Thrombin-induced Ca2+ release is dose-dependent

We next performed a dose-response experiment for thrombin using a fluorescent kinetic plate reader in the 96 well plate format allowing the measurement of fluorescence and see the real-time kinetic reactions of cells. Using the kinetic plate reader, we assessed thrombin-induced intracellular Ca2+ changes in intact hTRPM7-HEK293 cells (see methods; Fig. 2A). hTRPM7-HEK293 cells were either induced with tetracycline for 20 hrs (Fig. 2C) or not (Fig. 2B), and exposed to various concentrations of thrombin diluted in extracellular solution without Ca2+. Analyzing the normalized 340/380 nm ratio over time, Ca2+ release was impaired in hTRPM7 overexpressing cells compared to non-induced cells regardless of thrombin concentration (Fig. 2D) in analogy to our results obtained from combined whole-cell and Fura-2 patch-clamp experiments (Fig. 1).

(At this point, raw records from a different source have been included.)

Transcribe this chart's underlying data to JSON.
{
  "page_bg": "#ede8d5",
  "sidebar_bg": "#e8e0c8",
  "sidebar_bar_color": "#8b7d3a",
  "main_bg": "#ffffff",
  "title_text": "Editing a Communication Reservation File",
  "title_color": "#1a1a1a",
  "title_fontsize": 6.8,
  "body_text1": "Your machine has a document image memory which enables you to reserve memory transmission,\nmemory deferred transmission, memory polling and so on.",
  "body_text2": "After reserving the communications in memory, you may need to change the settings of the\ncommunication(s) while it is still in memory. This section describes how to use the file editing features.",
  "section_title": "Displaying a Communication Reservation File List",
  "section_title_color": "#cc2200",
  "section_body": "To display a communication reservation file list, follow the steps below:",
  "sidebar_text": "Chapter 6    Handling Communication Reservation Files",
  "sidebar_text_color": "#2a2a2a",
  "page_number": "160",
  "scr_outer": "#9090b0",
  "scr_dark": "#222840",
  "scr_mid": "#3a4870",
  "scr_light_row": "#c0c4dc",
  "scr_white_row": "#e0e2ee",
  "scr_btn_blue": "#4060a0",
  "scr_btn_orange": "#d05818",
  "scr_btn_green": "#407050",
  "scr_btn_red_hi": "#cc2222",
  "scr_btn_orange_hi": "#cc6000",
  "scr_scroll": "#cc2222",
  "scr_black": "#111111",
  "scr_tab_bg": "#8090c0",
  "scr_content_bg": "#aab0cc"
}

A quantitative peak amplitude analysis revealed a concentration of 30 U thrombin as optimal for the induction of Ca2+ release (Fig. 2D). These data also confirmed that overexpression of hTRPM7 leads to a statistically significant suppression of thrombin-induced changes in cellular Ca2+ regardless of agonist concentration (p < 0.05; Fig. 2D) suggesting that this effect is not mediated by changes in receptor expression or agonist sensitivity.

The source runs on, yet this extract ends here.